Equilibrium molar and mole fraction solubilities of analgesic drug meloxicam in different {DMSO (1) + water (2)} mixtures at five temperatures from 293.15 to 313.15 K were determined by using the shake flask method followed by UV-vis drug quantification, reported and analyzed.

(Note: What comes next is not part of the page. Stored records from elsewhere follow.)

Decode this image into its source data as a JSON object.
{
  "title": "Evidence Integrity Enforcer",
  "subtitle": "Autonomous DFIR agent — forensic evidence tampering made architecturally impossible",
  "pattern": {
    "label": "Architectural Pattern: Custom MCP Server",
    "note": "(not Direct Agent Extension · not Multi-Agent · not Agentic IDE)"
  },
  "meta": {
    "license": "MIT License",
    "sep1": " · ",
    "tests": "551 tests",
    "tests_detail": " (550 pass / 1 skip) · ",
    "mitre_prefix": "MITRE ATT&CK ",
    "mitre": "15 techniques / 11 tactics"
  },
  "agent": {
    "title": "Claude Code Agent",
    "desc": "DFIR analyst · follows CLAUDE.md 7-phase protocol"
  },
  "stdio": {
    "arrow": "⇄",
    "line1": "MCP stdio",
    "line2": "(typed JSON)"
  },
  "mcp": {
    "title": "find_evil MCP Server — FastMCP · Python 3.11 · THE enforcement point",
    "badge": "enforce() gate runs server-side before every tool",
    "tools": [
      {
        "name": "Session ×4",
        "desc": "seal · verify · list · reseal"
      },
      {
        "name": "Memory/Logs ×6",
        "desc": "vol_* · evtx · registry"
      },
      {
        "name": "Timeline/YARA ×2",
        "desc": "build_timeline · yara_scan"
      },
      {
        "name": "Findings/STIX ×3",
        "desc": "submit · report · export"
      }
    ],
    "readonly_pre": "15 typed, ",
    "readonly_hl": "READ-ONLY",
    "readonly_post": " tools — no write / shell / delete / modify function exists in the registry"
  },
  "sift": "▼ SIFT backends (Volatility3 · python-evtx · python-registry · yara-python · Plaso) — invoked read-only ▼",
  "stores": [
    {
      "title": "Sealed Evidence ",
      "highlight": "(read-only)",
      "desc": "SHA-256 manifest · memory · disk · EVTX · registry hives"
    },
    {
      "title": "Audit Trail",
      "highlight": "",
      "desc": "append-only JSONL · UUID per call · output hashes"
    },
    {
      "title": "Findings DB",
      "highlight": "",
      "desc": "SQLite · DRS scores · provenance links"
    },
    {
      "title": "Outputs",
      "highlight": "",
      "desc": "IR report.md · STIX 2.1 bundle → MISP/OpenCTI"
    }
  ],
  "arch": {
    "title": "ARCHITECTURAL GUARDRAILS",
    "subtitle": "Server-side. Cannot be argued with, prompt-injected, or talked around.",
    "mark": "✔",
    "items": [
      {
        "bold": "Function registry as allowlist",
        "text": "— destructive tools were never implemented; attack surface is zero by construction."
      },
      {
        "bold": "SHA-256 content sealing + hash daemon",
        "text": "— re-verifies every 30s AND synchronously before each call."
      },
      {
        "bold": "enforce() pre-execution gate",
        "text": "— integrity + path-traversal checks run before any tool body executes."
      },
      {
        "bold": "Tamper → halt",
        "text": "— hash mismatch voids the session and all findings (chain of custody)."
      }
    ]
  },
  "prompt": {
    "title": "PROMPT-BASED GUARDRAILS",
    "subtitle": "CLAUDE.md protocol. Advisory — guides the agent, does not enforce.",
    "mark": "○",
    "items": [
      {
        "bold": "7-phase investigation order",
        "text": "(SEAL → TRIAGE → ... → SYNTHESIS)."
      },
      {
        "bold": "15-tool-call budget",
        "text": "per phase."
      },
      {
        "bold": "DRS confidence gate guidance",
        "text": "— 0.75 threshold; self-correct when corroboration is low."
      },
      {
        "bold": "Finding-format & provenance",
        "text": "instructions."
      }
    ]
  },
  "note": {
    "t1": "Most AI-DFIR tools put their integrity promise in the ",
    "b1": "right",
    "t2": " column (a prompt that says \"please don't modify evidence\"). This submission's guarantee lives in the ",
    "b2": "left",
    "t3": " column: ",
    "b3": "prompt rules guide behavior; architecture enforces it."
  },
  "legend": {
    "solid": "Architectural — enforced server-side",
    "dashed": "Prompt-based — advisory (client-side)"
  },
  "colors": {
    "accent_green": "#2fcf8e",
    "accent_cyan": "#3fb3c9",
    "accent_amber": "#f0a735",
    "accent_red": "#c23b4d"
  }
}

Meloxicam mole fraction solubility in these mixtures was adequately correlated with some well-known correlation models obtaining mean percentage deviations (MPDs) of 9.6 to 9.9%. In addition, a number of predictive models which were already trained using published datasets and by employing the minimum number of measured experimental data from this project were produced with MPDs of 35.6 to 74.3%. Apparent standard thermodynamic quantities of dissolution and mixing processes were calculated observing endothermal dissolution processes in all cases and favored in DMSO-rich mixtures. Nonlinear enthalpy-entropy compensation was observed indicating different mechanisms for the cosolvent action. IKBI treatment demonstrated preferential hydration of meloxicam in water-rich mixtures but preferential solvation by DMSO in mixtures of 0.21 < x₁ < 1.00.